Despite the utility of this approach in evaluating sampling strategies, this study had several important limitations. Due to the wide range of spatial patterns assessed, we chose to conduct unconditional simulations across a simulated country. While this allows assessment of spatial distributions of risk representative of those found across SSA, the parameters used do not reflect the density of schools or distributions of administrative districts of all countries.
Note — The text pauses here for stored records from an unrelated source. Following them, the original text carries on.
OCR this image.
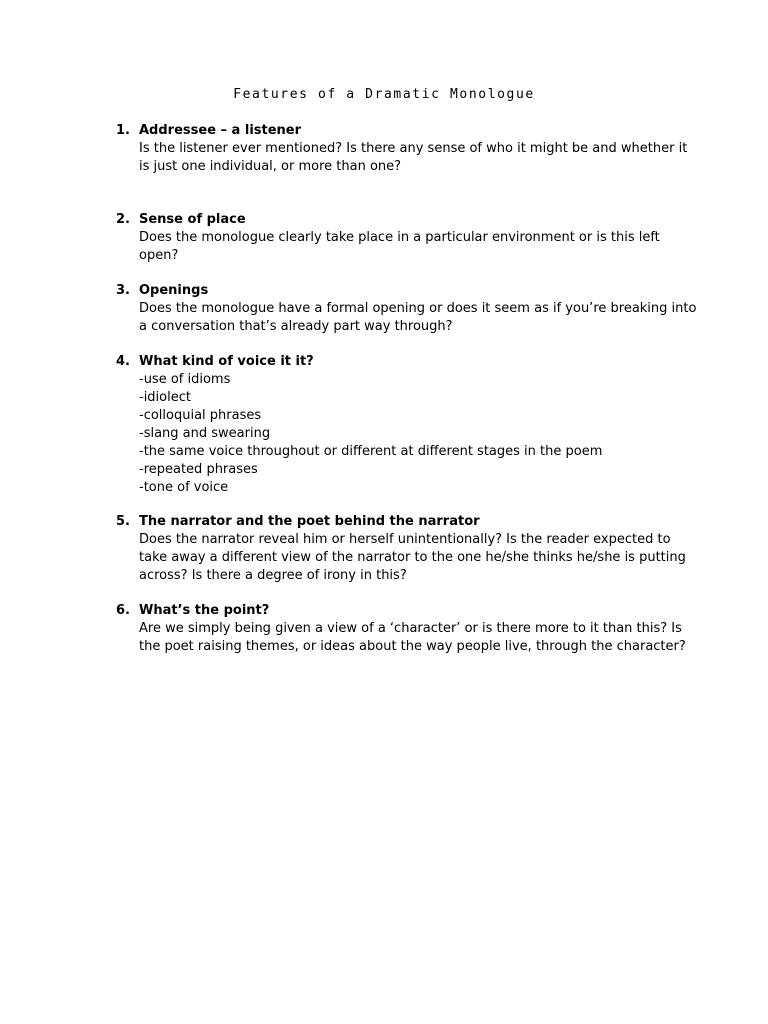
Features of a Dramatic Monologue
1. Addressee – a listener
Is the listener ever mentioned? Is there any sense of who it might be and whether it
is just one individual, or more than one?
2. Sense of place
Does the monologue clearly take place in a particular environment or is this left
open?
3. Openings
Does the monologue have a formal opening or does it seem as if you’re breaking into
a conversation that’s already part way through?
4. What kind of voice it it?
-use of idioms
-idiolect
-colloquial phrases
-slang and swearing
-the same voice throughout or different at different stages in the poem
-repeated phrases
-tone of voice
5. The narrator and the poet behind the narrator
Does the narrator reveal him or herself unintentionally? Is the reader expected to
take away a different view of the narrator to the one he/she thinks he/she is putting
across? Is there a degree of irony in this?
6. What’s the point?
Are we simply being given a view of a ‘character’ or is there more to it than this? Is
the poet raising themes, or ideas about the way people live, through the character?
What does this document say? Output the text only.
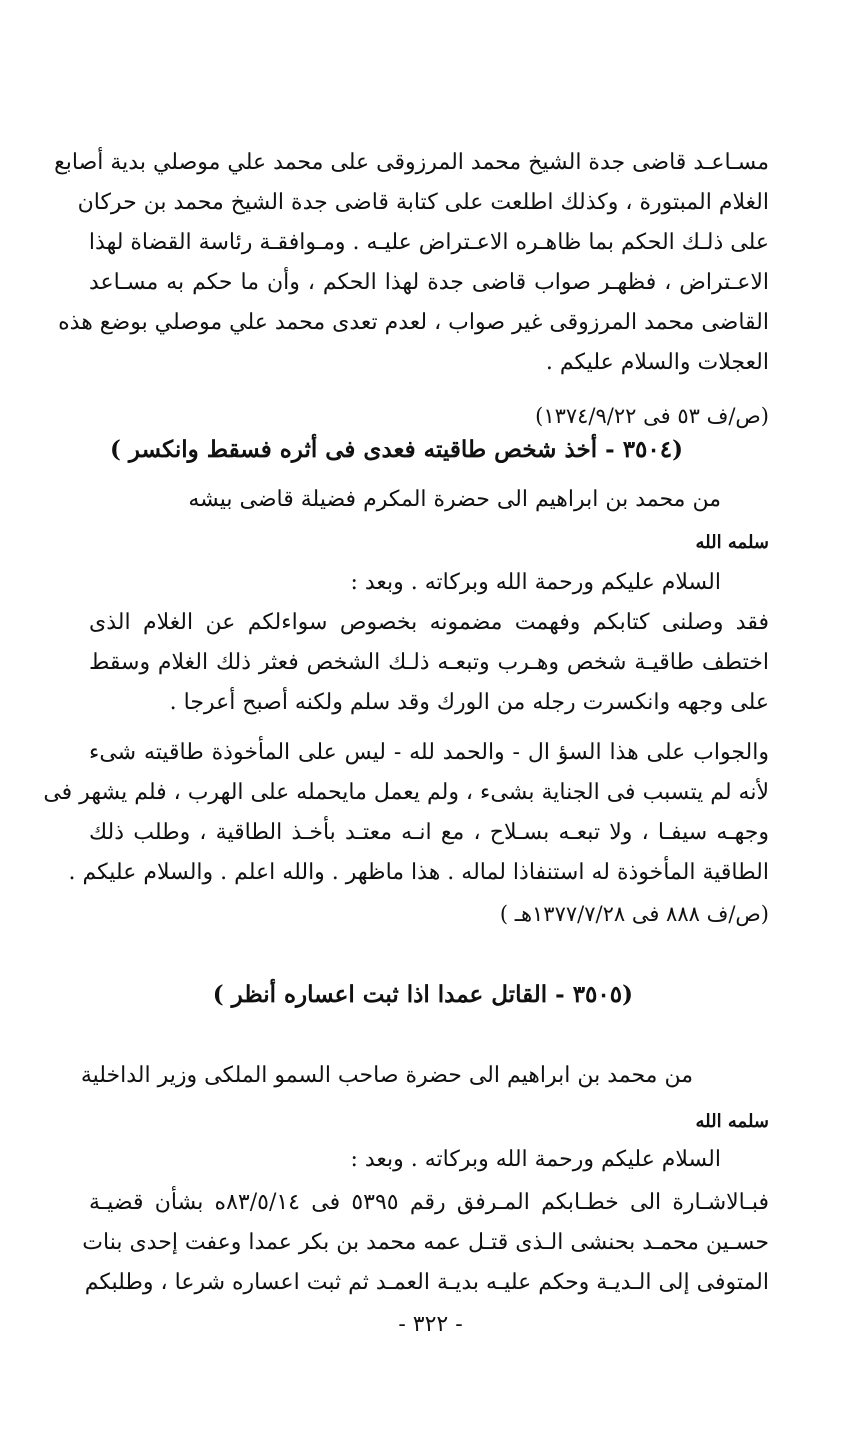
مسـاعـد قاضى جدة الشيخ محمد المرزوقى على محمد علي موصلي بدية أصابع
الغلام المبتورة ، وكذلك اطلعت على كتابة قاضى جدة الشيخ محمد بن حركان
على ذلـك الحكم بما ظاهـره الاعـتراض عليـه . ومـوافقـة رئاسة القضاة لهذا
الاعـتراض ، فظهـر صواب قاضى جدة لهذا الحكم ، وأن ما حكم به مسـاعد
القاضى محمد المرزوقى غير صواب ، لعدم تعدى محمد علي موصلي بوضع هذه
العجلات والسلام عليكم .
(ص/ف ٥٣ فى ١٣٧٤/٩/٢٢)
(٣٥٠٤ - أخذ شخص طاقيته فعدى فى أثره فسقط وانكسر )
من محمد بن ابراهيم الى حضرة المكرم فضيلة قاضى بيشه
سلمه الله
السلام عليكم ورحمة الله وبركاته . وبعد :
فقد وصلنى كتابكم وفهمت مضمونه بخصوص سواءلكم عن الغلام الذى
اختطف طاقيـة شخص وهـرب وتبعـه ذلـك الشخص فعثر ذلك الغلام وسقط
على وجهه وانكسرت رجله من الورك وقد سلم ولكنه أصبح أعرجا .
والجواب على هذا السؤ ال - والحمد لله - ليس على المأخوذة طاقيته شىء
لأنه لم يتسبب فى الجناية بشىء ، ولم يعمل مايحمله على الهرب ، فلم يشهر فى
وجهـه سيفـا ، ولا تبعـه بسـلاح ، مع انـه معتـد بأخـذ الطاقية ، وطلب ذلك
الطاقية المأخوذة له استنفاذا لماله . هذا ماظهر . والله اعلم . والسلام عليكم .
(ص/ف ٨٨٨ فى ١٣٧٧/٧/٢٨هـ )
(٣٥٠٥ - القاتل عمدا اذا ثبت اعساره أنظر )
من محمد بن ابراهيم الى حضرة صاحب السمو الملكى وزير الداخلية
سلمه الله
السلام عليكم ورحمة الله وبركاته . وبعد :
فبـالاشـارة الى خطـابكم المـرفق رقم ٥٣٩٥ فى ٨٣/٥/١٤ه بشأن قضيـة
حسـين محمـد بحنشى الـذى قتـل عمه محمد بن بكر عمدا وعفت إحدى بنات
المتوفى إلى الـديـة وحكم عليـه بديـة العمـد ثم ثبت اعساره شرعا ، وطلبكم
- ٣٢٢ -
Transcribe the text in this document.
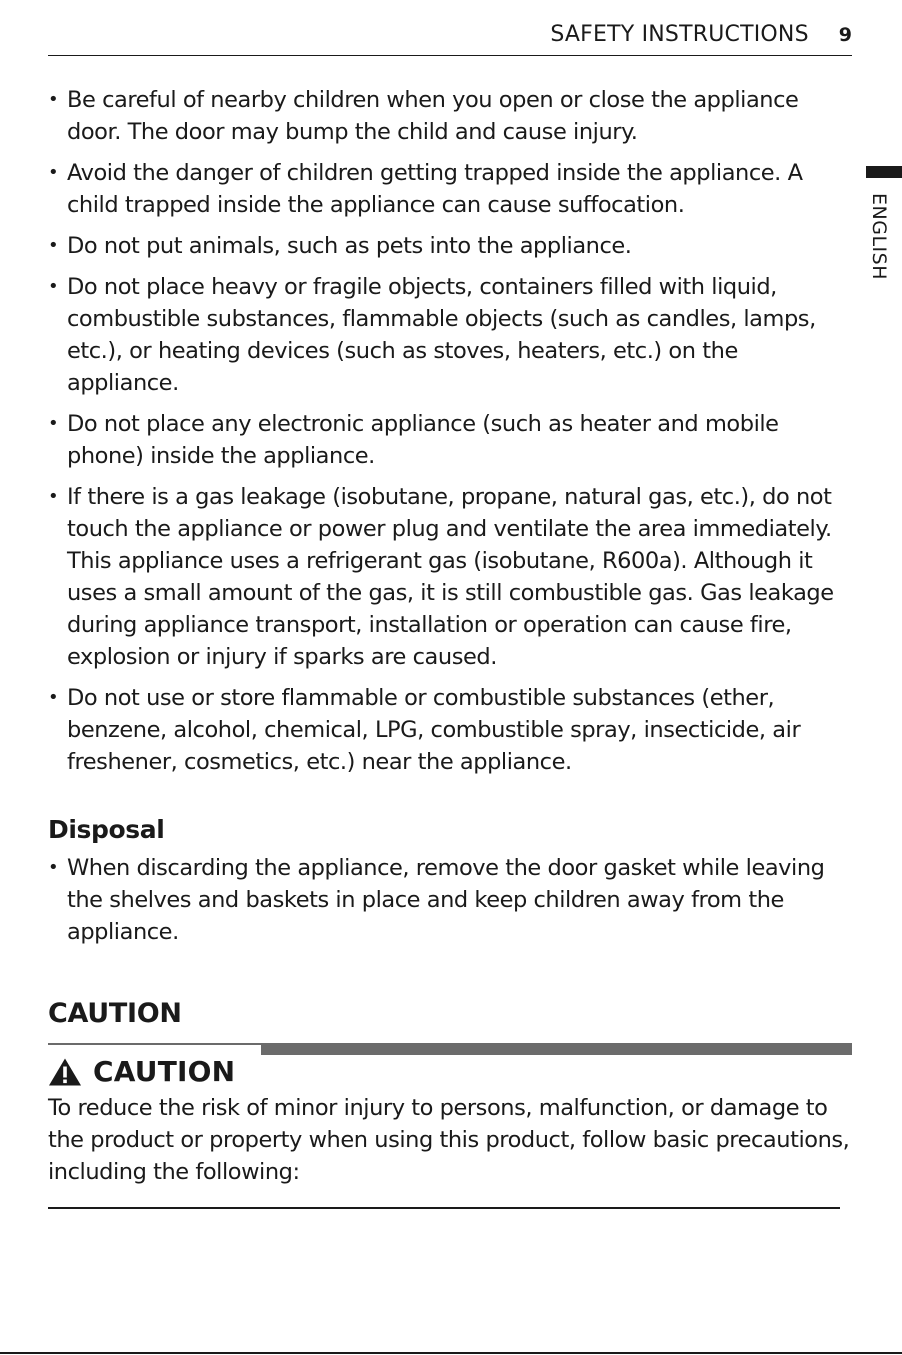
SAFETY INSTRUCTIONS 9
ENGLISH
• Be careful of nearby children when you open or close the appliance door. The door may bump the child and cause injury.
• Avoid the danger of children getting trapped inside the appliance. A child trapped inside the appliance can cause suffocation.
• Do not put animals, such as pets into the appliance.
• Do not place heavy or fragile objects, containers filled with liquid, combustible substances, flammable objects (such as candles, lamps, etc.), or heating devices (such as stoves, heaters, etc.) on the appliance.
• Do not place any electronic appliance (such as heater and mobile phone) inside the appliance.
• If there is a gas leakage (isobutane, propane, natural gas, etc.), do not touch the appliance or power plug and ventilate the area immediately. This appliance uses a refrigerant gas (isobutane, R600a). Although it uses a small amount of the gas, it is still combustible gas. Gas leakage during appliance transport, installation or operation can cause fire, explosion or injury if sparks are caused.
• Do not use or store flammable or combustible substances (ether, benzene, alcohol, chemical, LPG, combustible spray, insecticide, air freshener, cosmetics, etc.) near the appliance.
Disposal
• When discarding the appliance, remove the door gasket while leaving the shelves and baskets in place and keep children away from the appliance.
CAUTION
CAUTION
To reduce the risk of minor injury to persons, malfunction, or damage to the product or property when using this product, follow basic precautions, including the following:
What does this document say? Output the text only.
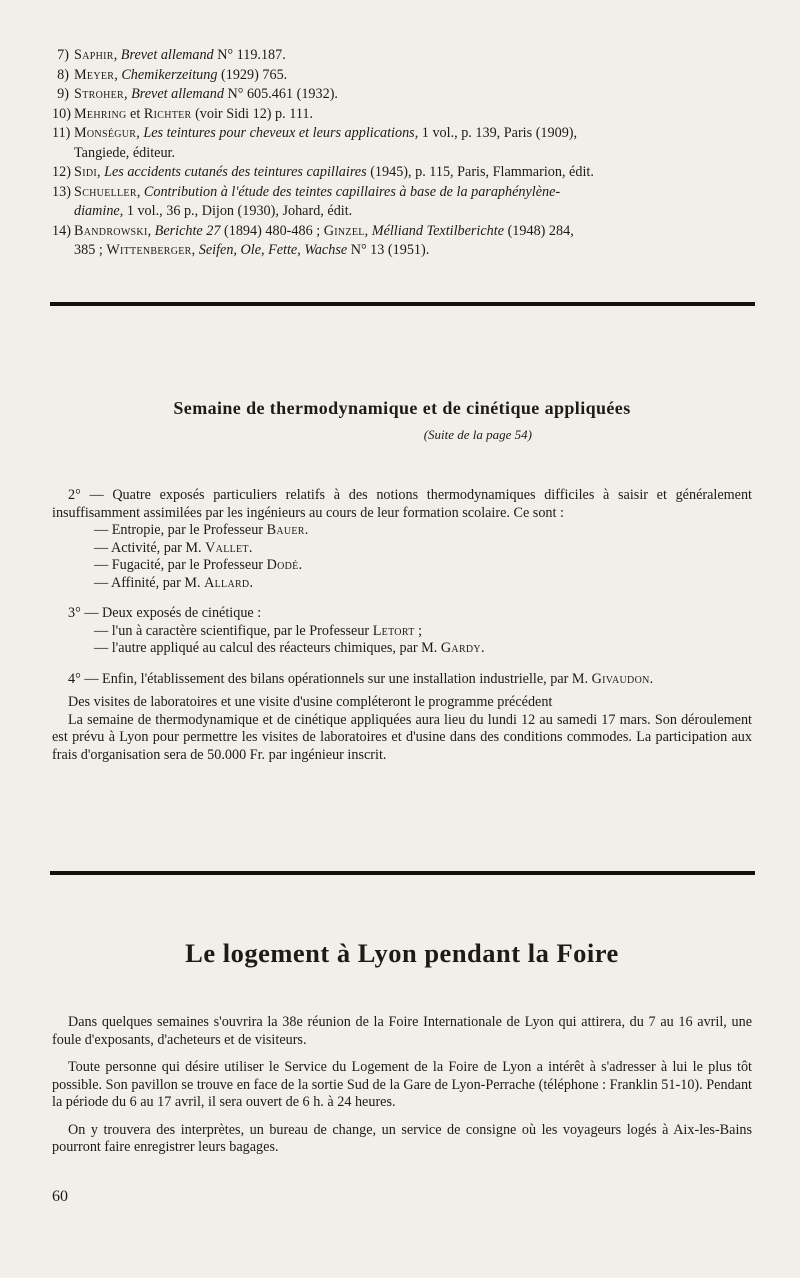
7) Saphir, Brevet allemand N° 119.187.
8) Meyer, Chemikerzeitung (1929) 765.
9) Stroher, Brevet allemand N° 605.461 (1932).
10) Mehring et Richter (voir Sidi 12) p. 111.
11) Monségur, Les teintures pour cheveux et leurs applications, 1 vol., p. 139, Paris (1909),
Tangiede, éditeur.
12) Sidi, Les accidents cutanés des teintures capillaires (1945), p. 115, Paris, Flammarion, édit.
13) Schueller, Contribution à l'étude des teintes capillaires à base de la paraphénylène-
diamine, 1 vol., 36 p., Dijon (1930), Johard, édit.
14) Bandrowski, Berichte 27 (1894) 480-486 ; Ginzel, Mélliand Textilberichte (1948) 284,
385 ; Wittenberger, Seifen, Ole, Fette, Wachse N° 13 (1951).
Semaine de thermodynamique et de cinétique appliquées
(Suite de la page 54)

2° — Quatre exposés particuliers relatifs à des notions thermodynamiques difficiles à saisir et généralement insuffisamment assimilées par les ingénieurs au cours de leur formation scolaire. Ce sont :

— Entropie, par le Professeur Bauer.
— Activité, par M. Vallet.
— Fugacité, par le Professeur Dodé.
— Affinité, par M. Allard.

3° — Deux exposés de cinétique :

— l'un à caractère scientifique, par le Professeur Letort ;
— l'autre appliqué au calcul des réacteurs chimiques, par M. Gardy.

4° — Enfin, l'établissement des bilans opérationnels sur une installation industrielle, par M. Givaudon.

Des visites de laboratoires et une visite d'usine compléteront le programme précédent

La semaine de thermodynamique et de cinétique appliquées aura lieu du lundi 12 au samedi 17 mars. Son déroulement est prévu à Lyon pour permettre les visites de laboratoires et d'usine dans des conditions commodes. La participation aux frais d'organisation sera de 50.000 Fr. par ingénieur inscrit.

Le logement à Lyon pendant la Foire

Dans quelques semaines s'ouvrira la 38e réunion de la Foire Internationale de Lyon qui attirera, du 7 au 16 avril, une foule d'exposants, d'acheteurs et de visiteurs.

Toute personne qui désire utiliser le Service du Logement de la Foire de Lyon a intérêt à s'adresser à lui le plus tôt possible. Son pavillon se trouve en face de la sortie Sud de la Gare de Lyon-Perrache (téléphone : Franklin 51-10). Pendant la période du 6 au 17 avril, il sera ouvert de 6 h. à 24 heures.

On y trouvera des interprètes, un bureau de change, un service de consigne où les voyageurs logés à Aix-les-Bains pourront faire enregistrer leurs bagages.

60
Subdistrict definitions vary substantially by country, with notable increases in the numbers of subnational administrative units within the past decades [25]. While the consistent numbers of subdistricts identified in all districts within our simulated country are unlikely to occur in most countries, this provides a model of how control programmes could consider subdividing districts with variable numbers of subdistricts. Further, as this modelling approach was developed using open-source software, this analysis can be easily modified to reflect actual administrative boundaries. Additionally, although this study analysed the largest available database of school-based surveys for schistosomiasis, this did not allow the evaluation of how spatial patterns changed over time or in response to control measures. Future studies could evaluate how these spatial distributions would be expected to change. As surveys are only conducted in geographically suitable regions for schistosomiasis transmission, further work could explore the application of improved environmental data in defining and identifying these regions.

Conclusions

Together, this study demonstrates the importance of spatial structure when designing mapping surveys and highlights how using finer scale implementation units can improve treatment classification accuracy. While the most substantial gains in accuracy result from sampling higher numbers of schools at subdistrict levels, even sampling the same number of schools stratified by subdistrict improves overall accuracy. Effects of these survey designs become more pronounced as focality and variance increases and prevalence approaches the 10% threshold. By considering the specific goals of the control programme, costs and likely spatial distributions within the study areas, this analysis can be used to guide control programmes to develop appropriate sampling strategies.